Doch wie Hiltl auf Anfrage bestätigt, macht er mit seinen drei jüngsten Party-Projekten eine Pause. So finden diesen Sommer keine Dachterrassen-Partys statt, und der Sihlpostclub geht ab April in eine lange Sommerpause. Ob der Club im Herbst wieder aufgeht, ist unklar.

Umbau-Aufwand zu gross

Auch das Konzept im Club Perle an der Langstrasse ändert sich. Gewisse Labels werden durch bisherige Veranstalter eigenständig weitergeführt, und der Club wird als Event-Location vermietet.

Wie der Gastronom erklärt, liegen die Gründe für den Rückzug nicht im mangelnden Erfolg: «Der Sihlpostclub lief samstags sehr gut, und auch die Dachterrassen-Partys waren äusserst beliebt.» Der Aufwand, das Restaurant jedes Mal in einen Club zu verwandeln, sei aber riesig. Es sei aber gut möglich, dass man übernächsten Sommer wieder Dachterrassen-Partys durchführen werde.

St. Annagasse bleibt

Hiltl möchte sich nun wieder intensiver auf seinen Club an der St. Annagasse konzentrieren: «Im Hiltl Club werden wir wie bis jetzt unsere erfolgreichen Partys veranstalten.»

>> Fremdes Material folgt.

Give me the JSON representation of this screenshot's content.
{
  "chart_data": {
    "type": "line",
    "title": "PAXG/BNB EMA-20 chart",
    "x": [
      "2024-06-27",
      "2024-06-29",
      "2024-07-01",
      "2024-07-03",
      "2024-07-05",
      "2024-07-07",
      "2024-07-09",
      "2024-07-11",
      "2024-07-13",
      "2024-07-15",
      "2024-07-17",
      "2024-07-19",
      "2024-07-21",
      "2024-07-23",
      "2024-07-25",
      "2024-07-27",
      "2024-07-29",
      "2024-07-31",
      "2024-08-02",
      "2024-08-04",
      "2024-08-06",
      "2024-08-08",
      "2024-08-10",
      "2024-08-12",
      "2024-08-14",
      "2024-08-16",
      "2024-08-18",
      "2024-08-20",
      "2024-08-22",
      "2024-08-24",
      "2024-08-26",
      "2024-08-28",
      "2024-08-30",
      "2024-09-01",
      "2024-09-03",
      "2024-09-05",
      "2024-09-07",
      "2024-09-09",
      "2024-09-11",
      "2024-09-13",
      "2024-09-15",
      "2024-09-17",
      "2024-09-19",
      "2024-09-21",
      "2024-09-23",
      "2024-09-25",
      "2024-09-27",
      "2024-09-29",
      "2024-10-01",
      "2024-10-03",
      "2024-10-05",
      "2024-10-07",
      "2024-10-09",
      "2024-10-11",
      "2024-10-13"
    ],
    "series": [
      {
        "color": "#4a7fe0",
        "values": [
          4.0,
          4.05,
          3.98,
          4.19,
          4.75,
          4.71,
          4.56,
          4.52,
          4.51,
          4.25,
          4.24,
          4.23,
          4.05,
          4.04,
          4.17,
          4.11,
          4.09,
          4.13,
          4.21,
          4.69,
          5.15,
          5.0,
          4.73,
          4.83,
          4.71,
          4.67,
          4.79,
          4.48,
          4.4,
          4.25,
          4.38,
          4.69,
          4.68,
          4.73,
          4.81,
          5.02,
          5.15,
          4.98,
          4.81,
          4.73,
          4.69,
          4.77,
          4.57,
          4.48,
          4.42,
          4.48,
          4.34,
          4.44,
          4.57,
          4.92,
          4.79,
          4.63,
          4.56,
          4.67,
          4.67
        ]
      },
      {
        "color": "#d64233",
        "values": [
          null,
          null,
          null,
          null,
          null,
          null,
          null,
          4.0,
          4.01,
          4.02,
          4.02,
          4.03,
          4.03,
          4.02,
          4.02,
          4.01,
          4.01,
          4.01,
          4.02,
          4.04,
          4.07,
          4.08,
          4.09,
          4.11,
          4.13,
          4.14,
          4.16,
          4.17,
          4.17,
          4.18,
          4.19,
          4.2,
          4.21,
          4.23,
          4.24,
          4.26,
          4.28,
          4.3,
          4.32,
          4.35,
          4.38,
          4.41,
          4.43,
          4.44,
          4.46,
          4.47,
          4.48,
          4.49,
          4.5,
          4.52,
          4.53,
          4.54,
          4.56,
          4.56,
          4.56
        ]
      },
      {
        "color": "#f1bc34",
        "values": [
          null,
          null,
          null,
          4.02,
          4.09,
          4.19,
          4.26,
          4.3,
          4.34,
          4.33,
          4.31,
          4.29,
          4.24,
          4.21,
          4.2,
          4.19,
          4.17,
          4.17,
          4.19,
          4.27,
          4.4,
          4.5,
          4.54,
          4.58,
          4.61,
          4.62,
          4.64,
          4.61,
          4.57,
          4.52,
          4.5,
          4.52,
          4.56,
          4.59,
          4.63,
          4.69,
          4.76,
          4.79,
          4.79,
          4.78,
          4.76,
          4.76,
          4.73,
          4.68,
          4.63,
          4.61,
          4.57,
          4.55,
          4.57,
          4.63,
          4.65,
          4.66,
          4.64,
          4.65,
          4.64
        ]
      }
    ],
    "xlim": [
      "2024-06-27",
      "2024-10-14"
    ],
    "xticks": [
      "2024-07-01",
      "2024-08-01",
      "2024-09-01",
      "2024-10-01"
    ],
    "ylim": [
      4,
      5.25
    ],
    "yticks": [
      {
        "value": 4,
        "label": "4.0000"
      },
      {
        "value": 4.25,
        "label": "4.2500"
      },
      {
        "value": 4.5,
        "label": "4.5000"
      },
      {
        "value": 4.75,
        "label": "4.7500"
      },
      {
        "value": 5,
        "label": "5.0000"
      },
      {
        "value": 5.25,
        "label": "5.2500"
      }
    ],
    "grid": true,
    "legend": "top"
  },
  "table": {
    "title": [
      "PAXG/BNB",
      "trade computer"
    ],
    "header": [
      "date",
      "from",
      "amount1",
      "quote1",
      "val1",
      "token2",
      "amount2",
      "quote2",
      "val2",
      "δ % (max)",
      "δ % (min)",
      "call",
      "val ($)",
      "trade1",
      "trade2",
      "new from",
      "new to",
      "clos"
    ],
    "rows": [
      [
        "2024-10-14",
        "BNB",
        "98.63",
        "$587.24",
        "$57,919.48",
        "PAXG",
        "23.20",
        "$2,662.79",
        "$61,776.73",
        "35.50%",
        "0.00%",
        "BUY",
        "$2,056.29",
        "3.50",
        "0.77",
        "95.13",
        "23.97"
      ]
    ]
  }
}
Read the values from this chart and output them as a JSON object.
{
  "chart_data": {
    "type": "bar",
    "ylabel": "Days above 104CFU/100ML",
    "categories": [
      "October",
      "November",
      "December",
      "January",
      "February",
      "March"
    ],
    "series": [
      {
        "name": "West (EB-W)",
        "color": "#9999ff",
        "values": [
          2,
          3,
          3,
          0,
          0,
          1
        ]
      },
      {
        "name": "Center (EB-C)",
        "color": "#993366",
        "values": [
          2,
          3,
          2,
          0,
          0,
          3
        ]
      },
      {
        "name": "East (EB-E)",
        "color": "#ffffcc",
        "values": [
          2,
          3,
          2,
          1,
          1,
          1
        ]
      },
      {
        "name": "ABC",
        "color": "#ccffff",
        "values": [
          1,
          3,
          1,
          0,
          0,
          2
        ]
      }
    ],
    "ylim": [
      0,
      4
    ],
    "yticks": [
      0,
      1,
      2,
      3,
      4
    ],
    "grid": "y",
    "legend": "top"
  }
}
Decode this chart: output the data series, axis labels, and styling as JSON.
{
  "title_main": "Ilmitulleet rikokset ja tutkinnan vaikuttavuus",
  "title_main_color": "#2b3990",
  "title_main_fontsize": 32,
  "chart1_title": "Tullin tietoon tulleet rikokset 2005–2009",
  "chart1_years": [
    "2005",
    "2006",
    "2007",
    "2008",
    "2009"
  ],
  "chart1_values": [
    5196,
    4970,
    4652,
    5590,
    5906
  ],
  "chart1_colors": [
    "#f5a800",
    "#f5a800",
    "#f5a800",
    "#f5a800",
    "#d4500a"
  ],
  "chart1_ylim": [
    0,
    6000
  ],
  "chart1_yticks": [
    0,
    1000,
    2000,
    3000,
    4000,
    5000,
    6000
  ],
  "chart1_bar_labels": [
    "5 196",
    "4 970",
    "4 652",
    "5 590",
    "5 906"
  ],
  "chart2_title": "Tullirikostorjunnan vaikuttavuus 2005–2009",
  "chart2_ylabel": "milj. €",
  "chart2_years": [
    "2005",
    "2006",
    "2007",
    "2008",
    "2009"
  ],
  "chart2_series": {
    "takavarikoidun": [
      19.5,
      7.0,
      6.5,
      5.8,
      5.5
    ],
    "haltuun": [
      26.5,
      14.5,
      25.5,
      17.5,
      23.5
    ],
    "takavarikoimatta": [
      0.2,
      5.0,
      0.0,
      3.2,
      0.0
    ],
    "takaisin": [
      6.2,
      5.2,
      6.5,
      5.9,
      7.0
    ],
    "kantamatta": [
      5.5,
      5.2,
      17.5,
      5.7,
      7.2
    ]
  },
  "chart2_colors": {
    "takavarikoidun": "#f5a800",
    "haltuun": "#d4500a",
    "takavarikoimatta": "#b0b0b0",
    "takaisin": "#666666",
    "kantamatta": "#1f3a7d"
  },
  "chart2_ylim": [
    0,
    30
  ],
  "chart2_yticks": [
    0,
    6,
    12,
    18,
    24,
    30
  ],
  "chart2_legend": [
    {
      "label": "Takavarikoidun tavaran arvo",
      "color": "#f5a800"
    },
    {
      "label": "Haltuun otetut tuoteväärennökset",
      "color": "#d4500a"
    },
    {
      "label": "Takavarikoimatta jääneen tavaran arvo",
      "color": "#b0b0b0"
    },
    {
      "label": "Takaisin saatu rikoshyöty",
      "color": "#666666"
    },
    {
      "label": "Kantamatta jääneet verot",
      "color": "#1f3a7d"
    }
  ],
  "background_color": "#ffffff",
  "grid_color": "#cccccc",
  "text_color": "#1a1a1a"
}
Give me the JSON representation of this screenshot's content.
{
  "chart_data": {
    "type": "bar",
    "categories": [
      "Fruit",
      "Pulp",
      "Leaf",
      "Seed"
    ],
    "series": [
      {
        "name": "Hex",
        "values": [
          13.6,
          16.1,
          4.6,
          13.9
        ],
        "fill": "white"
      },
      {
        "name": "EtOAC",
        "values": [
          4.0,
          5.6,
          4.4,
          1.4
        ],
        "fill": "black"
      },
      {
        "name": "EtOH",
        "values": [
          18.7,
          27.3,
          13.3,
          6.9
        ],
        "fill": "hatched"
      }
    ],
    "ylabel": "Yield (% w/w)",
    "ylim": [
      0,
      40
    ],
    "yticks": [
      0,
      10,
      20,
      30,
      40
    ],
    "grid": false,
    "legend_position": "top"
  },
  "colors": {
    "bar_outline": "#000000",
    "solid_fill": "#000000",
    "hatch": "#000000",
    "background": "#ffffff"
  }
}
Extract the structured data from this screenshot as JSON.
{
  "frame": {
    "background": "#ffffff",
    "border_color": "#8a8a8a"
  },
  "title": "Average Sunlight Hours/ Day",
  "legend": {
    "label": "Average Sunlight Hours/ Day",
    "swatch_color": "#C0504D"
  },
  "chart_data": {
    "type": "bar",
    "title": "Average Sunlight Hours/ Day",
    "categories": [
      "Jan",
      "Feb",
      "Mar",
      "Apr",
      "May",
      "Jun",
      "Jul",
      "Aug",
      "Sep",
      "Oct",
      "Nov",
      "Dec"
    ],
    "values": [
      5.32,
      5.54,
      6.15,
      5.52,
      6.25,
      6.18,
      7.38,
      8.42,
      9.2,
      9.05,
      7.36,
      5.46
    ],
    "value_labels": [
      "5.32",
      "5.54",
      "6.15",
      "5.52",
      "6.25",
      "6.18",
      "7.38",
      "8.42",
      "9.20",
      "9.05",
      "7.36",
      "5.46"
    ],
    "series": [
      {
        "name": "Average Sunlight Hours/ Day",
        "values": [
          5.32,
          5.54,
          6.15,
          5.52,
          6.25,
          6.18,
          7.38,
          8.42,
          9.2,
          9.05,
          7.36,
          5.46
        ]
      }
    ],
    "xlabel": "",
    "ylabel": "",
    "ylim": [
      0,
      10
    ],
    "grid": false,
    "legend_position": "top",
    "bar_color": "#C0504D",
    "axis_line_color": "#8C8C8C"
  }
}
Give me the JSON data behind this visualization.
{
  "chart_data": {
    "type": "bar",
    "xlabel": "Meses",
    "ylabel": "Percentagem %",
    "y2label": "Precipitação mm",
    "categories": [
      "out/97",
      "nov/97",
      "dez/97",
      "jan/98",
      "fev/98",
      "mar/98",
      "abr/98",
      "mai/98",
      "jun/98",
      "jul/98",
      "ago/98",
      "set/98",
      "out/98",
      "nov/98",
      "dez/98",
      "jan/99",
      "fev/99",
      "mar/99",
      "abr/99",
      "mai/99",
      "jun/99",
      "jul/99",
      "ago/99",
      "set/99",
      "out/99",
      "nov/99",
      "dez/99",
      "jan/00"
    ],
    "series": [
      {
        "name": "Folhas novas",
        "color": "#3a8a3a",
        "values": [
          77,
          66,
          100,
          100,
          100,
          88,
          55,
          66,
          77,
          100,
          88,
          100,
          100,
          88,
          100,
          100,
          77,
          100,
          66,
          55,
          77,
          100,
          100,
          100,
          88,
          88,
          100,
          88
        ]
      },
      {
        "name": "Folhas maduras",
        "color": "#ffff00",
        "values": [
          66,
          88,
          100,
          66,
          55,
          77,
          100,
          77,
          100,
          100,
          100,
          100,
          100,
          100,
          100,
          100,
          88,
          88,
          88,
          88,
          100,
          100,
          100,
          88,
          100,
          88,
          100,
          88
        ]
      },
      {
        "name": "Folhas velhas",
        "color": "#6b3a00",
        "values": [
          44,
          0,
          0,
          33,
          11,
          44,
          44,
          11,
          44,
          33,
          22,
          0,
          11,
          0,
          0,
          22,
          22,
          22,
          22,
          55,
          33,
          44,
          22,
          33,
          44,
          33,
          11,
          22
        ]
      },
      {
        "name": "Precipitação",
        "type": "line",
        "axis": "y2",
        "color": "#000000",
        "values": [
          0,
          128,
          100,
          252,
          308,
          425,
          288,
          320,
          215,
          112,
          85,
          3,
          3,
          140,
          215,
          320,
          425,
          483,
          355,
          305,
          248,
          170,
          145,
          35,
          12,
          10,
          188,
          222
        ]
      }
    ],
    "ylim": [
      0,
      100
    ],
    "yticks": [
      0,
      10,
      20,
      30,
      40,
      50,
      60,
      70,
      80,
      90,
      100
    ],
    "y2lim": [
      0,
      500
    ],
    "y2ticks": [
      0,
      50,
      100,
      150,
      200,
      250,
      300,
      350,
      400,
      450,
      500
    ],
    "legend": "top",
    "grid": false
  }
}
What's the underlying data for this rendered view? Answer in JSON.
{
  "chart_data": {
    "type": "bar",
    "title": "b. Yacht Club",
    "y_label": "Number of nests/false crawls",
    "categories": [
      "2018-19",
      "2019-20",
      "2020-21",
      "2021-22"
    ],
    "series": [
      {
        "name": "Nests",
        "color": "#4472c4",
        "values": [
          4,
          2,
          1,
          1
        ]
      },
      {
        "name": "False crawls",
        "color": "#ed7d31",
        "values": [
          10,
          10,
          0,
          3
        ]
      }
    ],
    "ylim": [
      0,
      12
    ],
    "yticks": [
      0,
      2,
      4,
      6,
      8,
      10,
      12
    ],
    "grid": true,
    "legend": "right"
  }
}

Zudem wird er weiterhin mit dem Hive das Partylabel Rakete in der Badi Mythenquai durchführen: «Wir fokussieren uns dieses Jahr voll und ganz auf diese Locations und unsere vegetarischen und veganen Gastronomieangebote.»

Vorwürfe an Hiltl

In der Nachtlebenszene kommt Hiltls Entscheidung nicht gut an. Der Vorwurf eines Insiders: Der Gastronom sehe das Nachtleben nur als Goldesel und nicht als kulturellen Mehrwert. Er habe seine Restaurants zu Clubs umfunktioniert, solange er profitieren konnte, Veranstalter hätten geholfen, die Locations aufzubauen –und nun laufe es ein bisschen schlechter, und Hiltl beende gleich alle Projekte.

Alexander Bücheli, Mediensprecher der Zürcher Bar- und Clubkommission, sieht das etwas anders: «Das ist ein firmeninterner Geschäftsentscheid, den ich nicht kommentieren möchte.» Dass das Nachtleben nicht einfach ist, sei aber kein Geheimnis: «Vor 20 Jahren war es einfacher, einen Club zu führen.»

Kosten viel höher als früher

Heute seien die Kosten viel höher und die Partygäste anspruchsvoller: «Die Leute wollen guten Service, Topmusik und bekannte DJs. Die Künstler verlangen aber höhere Gagen für ihre Auftritte, weil sie keine Musik mehr verkaufen.»

Zudem würden die Gäste weniger konsumieren: «Oft trinken sie schon, bevor sie in den Club kommen.» Der Kostendruck führe dazu, dass man sich keine schlechten Abende mehr leisten könne: «Sie zahlen hohe Monatsmieten, haben aber nur an zwei Tagen die Woche offen.»

(Übernommen von «20 Minuten», bearbeitet von Tagesanzeiger.ch/Newsnet)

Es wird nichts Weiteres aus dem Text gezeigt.